À l’école, des pédagogies repensées cherchent à rendre l’apprentissage accessible d’emblée à tous les profils, sans attendre qu’un enfant soit en difficulté pour s’adapter. Supports visuels, audio, modes d’expression variés : des outils simples qui, combinés à des technologies de communication augmentée, ont ouvert la parole à des enfants longtemps considérés comme inaccessibles.

Dans le monde du travail, les avancées sont réelles et encore timides. La grande majorité des personnes vivant avec des troubles sévères souhaite travailler, mais peu d’entre elles voient les portes de l’emploi s’ouvrir devant elles. Des modèles d’accompagnement fondés sur un soutien personnalisé plutôt que sur une mise à l’écart ont pourtant prouvé leur efficacité. Les profils neurodivergents y révèlent parfois des capacités remarquables, notamment dans des environnements technologiques : une ressource encore largement sous-exploitée. Pourtant, les offres d’emploi inclusives restent marginales. Preuve que cette inclusion n’en est encore qu’à ses débuts.

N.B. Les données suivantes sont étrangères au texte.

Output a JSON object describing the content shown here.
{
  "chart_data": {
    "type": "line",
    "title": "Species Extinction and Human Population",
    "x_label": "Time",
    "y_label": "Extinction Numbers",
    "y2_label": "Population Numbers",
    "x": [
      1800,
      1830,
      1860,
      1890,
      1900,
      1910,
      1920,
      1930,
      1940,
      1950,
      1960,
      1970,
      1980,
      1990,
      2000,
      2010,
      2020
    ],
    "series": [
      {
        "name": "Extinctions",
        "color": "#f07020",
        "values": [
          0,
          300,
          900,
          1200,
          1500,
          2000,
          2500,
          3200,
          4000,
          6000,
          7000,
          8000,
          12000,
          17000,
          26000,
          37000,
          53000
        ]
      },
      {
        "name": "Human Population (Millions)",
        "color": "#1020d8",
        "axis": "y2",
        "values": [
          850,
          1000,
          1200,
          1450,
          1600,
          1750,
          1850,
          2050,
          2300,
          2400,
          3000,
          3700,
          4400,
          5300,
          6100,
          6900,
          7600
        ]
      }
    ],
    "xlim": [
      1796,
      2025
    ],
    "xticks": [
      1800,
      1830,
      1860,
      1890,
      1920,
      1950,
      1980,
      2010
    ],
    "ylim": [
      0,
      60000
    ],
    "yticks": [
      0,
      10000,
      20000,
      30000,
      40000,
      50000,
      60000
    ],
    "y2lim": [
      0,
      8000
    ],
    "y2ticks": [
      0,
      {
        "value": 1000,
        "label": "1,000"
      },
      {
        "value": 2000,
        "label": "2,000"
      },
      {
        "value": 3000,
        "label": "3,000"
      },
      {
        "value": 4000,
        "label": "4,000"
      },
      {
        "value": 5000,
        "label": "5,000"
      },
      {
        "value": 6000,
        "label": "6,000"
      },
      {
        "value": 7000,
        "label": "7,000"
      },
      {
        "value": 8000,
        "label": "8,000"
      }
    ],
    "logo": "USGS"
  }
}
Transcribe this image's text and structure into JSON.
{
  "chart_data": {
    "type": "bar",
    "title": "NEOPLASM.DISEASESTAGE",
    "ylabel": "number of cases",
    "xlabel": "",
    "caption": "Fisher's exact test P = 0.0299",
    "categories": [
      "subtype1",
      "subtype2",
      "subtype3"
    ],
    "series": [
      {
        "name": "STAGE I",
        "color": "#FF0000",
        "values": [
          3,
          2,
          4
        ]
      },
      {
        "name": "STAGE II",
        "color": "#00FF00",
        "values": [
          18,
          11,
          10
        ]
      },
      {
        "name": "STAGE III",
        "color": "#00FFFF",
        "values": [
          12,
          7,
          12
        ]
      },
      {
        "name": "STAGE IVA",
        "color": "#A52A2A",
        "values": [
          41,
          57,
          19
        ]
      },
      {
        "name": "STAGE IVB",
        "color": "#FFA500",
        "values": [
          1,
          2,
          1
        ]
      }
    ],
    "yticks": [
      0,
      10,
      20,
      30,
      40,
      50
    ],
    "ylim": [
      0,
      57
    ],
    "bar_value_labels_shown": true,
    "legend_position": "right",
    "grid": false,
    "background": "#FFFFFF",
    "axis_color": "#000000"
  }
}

Sur le plan juridique, les lignes bougent. En France, la loi du 11 février 2005 a multiplié par quatre le nombre d’élèves en situation de handicap scolarisés en milieu ordinaire, tandis que la déconjugalisation de l’AAH (fruit d’une longue et dure bataille) et l’extension de la prestation de compensation du handicap (PCH) aux troubles neurodéveloppementaux renforcent l’autonomie des personnes concernées,

Conformément aux textes en vigueur depuis 2023. À l’échelle internationale, la Convention de l’ONU de 2006 pose un principe clair : l’objectif n’est pas de « réparer » les individus, mais de construire une société capable d’accueillir la diversité de ses membres — y compris les plus vulnérables. Une révolution silencieuse, mais profonde.

L’avenir se construit maintenant. En embrassant pleinement la neurodiversité, nous ne nous contentons pas d’aider une minorité : nous libérons un potentiel d’innovation immense, nous enrichissons notre culture et nous redéfinissons ce qu’être humain signifie. La vie a toujours prouvé qu’il existe mille façons d’être intelligent. Il est temps que notre société en fasse autant.